Por Marcelo Lopes
O Brasil tem um novo presidente; neste caso singular, uma presidente. Na
sucessão dos mandatários do nosso país existem ângulos da História que nos
cabem lembrar, já que um novo ciclo apenas se inicia - mesmo que alguns digam que
apenas continue, mas este é outro assunto.
Comento tais questões para analisar não os atuais sucessos do mercado
audiovisual (derivados de muitas decisões acertadas nas gestões passadas), mas
para chamar a atenção sobre o quão deliberativas podem ser as ações de um novo
governante sobre tudo o que nos diz respeito.
As políticas públicas de incentivo nos últimos anos têm sido
fundamentais para a regulamentação do setor audiovisual no país, impulsionando o
atual Cinema Brasileiro. A
importância de uma gestão com um olhar atento à valorização dos nossos bens
culturais foi imprescindível para que a ótima fase do nosso audiovisual
alcançasse seus êxitos de produção e difusão.
Longe de fazer apologia política, o fato é que nos últimos doze anos
(e principalmente nos últimos oito), a descentralização de recursos voltados
para a Cultura permitiu um alcance e uma democratização no fazer cultural com
apoio público sem precedentes: dos mais consagrados produtores do eixo Rio-SP
aos pequenos grupos do terceiro setor (como o Ponto de Cultura Movimento Cultural Arte Manha, de Caravelas, Bahia), o
acesso a políticas de financiamento tornou possível uma realidade produtiva
cada dia mais profícua. Muito longe do que é possível ser, mas a léguas de
distância do que já foi.
Em 1990, o Brasil ganhava um presente de grego; pior, elegia seu
próprio presente de grego. Fernando Collor de Mello, dentre as muitas gracinhas
que aprontou (como confisco das cadernetas de poupança e escândalos à la novela mexicana), foi o algoz do
setor cultural brasileiro nos poucos mais de dois anos em que fez da nação o
quintal da Casa da Dinda.
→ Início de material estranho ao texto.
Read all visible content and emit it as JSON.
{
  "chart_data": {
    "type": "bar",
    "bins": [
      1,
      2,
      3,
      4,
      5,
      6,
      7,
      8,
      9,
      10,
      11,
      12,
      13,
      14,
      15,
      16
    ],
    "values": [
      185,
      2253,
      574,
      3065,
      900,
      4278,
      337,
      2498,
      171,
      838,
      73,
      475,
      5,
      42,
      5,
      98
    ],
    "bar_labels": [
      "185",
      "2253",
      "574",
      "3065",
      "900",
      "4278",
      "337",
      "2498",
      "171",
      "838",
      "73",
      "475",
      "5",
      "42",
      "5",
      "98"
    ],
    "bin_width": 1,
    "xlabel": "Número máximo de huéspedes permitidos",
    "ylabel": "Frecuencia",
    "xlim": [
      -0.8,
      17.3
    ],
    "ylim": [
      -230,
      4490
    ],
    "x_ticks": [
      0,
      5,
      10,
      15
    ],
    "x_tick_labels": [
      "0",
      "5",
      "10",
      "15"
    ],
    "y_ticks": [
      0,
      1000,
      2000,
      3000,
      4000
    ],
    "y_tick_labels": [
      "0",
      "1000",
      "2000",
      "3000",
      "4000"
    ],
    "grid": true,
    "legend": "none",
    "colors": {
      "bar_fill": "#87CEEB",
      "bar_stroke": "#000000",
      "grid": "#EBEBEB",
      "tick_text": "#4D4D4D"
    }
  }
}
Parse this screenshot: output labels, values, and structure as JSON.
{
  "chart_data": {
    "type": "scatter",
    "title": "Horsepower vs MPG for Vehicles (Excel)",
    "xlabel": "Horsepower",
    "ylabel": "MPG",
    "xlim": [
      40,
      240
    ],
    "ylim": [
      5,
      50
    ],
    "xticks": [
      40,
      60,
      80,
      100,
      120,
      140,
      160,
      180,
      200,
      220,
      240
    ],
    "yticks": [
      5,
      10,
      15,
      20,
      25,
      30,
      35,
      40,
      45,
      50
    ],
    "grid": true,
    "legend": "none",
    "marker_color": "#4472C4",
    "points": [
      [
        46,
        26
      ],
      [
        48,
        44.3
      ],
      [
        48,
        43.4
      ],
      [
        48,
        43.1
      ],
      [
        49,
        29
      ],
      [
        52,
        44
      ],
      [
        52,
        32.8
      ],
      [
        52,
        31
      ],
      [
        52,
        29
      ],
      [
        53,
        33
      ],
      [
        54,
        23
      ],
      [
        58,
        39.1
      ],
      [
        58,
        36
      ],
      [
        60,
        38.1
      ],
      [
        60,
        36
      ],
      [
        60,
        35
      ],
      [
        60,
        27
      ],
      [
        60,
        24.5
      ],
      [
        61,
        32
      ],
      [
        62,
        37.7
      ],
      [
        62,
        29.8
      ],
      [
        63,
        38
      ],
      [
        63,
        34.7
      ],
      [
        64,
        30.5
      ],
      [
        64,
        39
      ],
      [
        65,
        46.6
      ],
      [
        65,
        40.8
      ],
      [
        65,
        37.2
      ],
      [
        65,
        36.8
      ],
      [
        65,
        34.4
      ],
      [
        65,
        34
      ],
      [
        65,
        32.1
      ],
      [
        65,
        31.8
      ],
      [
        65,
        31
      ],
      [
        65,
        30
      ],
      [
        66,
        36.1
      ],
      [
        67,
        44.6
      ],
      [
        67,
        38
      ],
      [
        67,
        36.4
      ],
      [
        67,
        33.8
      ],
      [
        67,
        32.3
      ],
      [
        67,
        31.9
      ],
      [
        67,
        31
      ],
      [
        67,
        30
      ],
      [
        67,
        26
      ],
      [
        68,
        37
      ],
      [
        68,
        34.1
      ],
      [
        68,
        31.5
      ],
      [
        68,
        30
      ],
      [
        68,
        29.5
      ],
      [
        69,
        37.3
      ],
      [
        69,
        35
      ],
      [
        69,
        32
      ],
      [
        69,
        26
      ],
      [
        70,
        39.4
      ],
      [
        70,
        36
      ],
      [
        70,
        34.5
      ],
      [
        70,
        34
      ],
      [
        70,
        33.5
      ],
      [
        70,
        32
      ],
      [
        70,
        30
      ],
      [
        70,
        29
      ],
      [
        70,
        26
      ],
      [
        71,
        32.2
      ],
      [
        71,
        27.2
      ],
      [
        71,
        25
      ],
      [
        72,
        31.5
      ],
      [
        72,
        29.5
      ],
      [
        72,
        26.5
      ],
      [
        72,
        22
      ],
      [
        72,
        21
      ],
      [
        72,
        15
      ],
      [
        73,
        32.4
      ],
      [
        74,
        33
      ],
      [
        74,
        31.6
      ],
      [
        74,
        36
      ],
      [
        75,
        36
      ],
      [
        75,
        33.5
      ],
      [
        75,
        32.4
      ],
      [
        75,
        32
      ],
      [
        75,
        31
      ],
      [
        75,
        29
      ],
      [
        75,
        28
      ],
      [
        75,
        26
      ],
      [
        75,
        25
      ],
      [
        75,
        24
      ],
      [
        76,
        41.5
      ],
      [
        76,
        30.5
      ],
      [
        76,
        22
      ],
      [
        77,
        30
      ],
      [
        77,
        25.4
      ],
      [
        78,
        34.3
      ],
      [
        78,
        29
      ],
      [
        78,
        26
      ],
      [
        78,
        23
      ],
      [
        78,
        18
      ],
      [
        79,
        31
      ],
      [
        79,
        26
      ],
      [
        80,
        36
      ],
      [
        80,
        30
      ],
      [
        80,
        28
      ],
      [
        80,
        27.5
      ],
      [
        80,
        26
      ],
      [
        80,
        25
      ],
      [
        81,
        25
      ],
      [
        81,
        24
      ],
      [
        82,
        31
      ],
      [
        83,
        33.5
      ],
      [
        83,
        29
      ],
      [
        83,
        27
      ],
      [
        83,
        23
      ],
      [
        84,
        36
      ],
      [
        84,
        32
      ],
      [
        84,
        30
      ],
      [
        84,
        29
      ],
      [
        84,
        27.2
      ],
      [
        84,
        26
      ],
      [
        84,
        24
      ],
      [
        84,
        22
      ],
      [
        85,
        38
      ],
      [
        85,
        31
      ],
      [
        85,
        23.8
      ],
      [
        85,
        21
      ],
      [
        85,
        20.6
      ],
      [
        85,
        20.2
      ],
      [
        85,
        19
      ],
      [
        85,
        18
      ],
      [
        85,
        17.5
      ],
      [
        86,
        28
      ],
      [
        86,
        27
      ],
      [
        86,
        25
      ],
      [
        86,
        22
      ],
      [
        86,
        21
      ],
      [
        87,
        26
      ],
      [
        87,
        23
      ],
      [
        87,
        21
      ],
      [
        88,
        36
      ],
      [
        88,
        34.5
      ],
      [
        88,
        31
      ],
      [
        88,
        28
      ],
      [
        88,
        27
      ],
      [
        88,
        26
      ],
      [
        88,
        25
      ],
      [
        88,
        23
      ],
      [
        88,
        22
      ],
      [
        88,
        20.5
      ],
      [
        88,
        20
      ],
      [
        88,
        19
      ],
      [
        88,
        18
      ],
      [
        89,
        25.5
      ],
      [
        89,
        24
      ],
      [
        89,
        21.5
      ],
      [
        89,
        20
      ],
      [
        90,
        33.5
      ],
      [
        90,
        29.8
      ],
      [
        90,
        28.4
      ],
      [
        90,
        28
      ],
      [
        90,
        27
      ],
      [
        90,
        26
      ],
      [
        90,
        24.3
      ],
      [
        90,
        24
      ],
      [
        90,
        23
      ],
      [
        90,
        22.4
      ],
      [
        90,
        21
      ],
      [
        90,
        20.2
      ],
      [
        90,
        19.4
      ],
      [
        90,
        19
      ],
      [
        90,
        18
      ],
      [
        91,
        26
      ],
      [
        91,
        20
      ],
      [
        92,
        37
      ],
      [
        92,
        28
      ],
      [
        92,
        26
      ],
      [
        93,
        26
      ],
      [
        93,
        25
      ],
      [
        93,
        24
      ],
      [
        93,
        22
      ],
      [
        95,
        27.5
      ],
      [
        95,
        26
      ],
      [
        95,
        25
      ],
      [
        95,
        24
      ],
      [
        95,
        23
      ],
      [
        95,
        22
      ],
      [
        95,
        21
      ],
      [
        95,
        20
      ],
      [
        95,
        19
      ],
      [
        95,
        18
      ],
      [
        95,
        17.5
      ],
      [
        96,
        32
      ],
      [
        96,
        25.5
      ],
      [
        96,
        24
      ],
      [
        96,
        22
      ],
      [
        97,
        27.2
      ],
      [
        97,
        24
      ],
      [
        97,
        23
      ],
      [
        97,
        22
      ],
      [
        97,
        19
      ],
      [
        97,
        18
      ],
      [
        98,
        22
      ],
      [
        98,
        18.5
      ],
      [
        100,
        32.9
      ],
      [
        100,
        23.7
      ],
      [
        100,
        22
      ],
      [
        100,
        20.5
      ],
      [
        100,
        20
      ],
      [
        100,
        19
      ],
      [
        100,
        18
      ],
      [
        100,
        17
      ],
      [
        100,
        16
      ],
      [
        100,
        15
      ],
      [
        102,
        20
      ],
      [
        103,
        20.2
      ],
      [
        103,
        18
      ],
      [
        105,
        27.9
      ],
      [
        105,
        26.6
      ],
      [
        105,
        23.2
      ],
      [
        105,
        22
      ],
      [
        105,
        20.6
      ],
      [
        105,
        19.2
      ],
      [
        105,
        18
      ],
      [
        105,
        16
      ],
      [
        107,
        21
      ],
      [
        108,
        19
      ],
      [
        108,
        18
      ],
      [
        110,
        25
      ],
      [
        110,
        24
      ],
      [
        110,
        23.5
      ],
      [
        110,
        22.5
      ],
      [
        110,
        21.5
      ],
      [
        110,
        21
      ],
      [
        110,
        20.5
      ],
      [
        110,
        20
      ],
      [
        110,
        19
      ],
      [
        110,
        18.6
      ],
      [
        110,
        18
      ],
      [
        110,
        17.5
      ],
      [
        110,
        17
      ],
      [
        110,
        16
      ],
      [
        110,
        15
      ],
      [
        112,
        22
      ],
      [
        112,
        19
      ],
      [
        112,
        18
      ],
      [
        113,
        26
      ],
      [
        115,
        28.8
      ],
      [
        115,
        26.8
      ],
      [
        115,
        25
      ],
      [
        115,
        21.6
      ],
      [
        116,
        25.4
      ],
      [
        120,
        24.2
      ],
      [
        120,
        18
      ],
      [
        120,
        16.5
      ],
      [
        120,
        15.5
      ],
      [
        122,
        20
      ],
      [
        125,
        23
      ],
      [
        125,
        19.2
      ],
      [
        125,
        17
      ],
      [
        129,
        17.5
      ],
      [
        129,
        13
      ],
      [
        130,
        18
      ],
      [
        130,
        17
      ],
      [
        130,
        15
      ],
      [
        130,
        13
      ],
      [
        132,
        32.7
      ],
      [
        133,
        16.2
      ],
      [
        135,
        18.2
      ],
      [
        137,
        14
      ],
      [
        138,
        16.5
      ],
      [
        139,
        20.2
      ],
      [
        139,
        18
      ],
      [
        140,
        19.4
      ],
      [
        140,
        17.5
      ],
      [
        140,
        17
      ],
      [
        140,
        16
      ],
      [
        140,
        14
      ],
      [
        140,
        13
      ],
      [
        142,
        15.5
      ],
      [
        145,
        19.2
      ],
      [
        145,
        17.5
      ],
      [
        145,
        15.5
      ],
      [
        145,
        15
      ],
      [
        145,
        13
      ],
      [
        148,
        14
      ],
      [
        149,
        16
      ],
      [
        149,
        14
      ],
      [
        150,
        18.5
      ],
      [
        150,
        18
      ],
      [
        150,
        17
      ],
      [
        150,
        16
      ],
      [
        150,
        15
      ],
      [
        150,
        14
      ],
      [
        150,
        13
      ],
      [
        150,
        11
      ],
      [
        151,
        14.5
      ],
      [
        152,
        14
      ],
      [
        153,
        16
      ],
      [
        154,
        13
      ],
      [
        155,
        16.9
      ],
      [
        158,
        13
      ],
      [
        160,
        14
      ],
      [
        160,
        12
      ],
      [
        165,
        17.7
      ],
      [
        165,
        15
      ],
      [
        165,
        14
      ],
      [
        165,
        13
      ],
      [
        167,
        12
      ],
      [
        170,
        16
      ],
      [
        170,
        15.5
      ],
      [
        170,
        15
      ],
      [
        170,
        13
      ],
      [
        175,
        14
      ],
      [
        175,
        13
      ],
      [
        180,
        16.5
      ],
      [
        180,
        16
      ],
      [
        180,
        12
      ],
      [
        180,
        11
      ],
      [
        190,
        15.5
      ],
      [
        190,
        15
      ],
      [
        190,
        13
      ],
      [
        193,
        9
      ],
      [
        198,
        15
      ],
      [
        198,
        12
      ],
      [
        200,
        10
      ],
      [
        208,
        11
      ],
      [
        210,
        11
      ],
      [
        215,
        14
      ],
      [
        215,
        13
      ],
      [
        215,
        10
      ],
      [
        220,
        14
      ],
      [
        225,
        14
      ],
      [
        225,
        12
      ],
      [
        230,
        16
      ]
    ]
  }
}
À época, Collor, com sua política neoliberal, acabou
com os principais órgãos reguladores do cinema brasileiro, dizimando
instituições como a Embrafilme, que mesmo inchada e inoperante, ainda era o
maior suporte de viabilização do mercado nacional de audiovisual. Acabou com o Conselho Nacional de Cinema – Concine e
com a Fundação do Cinema Brasileiro, além de reduzir o Ministério da Cultura a
uma simples Secretaria de Estado, ligada ao Gabinete da Presidência. As leis de
incentivo à produção e exibição, a regulamentação do mercado e até mesmo os
órgãos encarregados de produzir estatísticas sobre o cinema no Brasil foram
extintos.
Segundo o discusso vigente,
encabeçado pelo Presidente-garotão, o mercado deveria “auto-regulamentar-se”,
sem interferência do Estado. Na prática, isso significava uma abertura
indistinta de mercado, totalmente à mercê das especulações e da maciça
investida internacional, sem reservas mínimas para a produção local, onde os
estragos para o Cinema e o audiovual brasileiro não poderiam ser piores. A
produção nacional caiu a praticamente zero de um ano para outro. Em 1992,
último ano do governo Collor, um único filme brasileiro chegou às telas: A
Grande Arte, de Walter Salles, falado em inglês e ocupante de menos de 1%
do mercado.
Resultado mais visível,
impossível. Nosso cinema foi relegado a poucas iniciativas; os festivais, principais
vitrines do cinema nacional passaram a incluir curtas-metragens no lugar dos
longas na programação competitiva ou deixavam de ter suas edições anualmente. A
captação de recursos para realização de novos filmes se tornou inviável, uma
vez que o mercado interno não comprava a ideia e os investidores estrangeiros
sequer tomavam conhecimento do que era ou poderia ser feito por aqui. Somente
com a promulgação da Lei 8.685/93, a chamada
Lei do Audiovisual, que permitia o investimento em produções nacionais pela via
da isenção fiscal, foi que as primeiras golfadas de ar se expandiram pelo
pulmões das nossas telas de cinema, exibindo nossos próprios rostos nas sessões
de filmes do país. Não por acaso, os filmes que emergiram da grave crise
buscaram resgatar quem somos, com temas que invariavelmente falavam sobre as diversas
facetas da nossa identidade: Carlota Joaquina (1994, de Carla Camurati), O
Quatrilho (1995, de Fábio Barreto), O que É isso, Companheiro? (1996, Bruno
Barreto) e Central do Brasil (1997, de Walter Salles) são obras fundamentais daquilo
que ficou conhecido como Cinema da Retomada.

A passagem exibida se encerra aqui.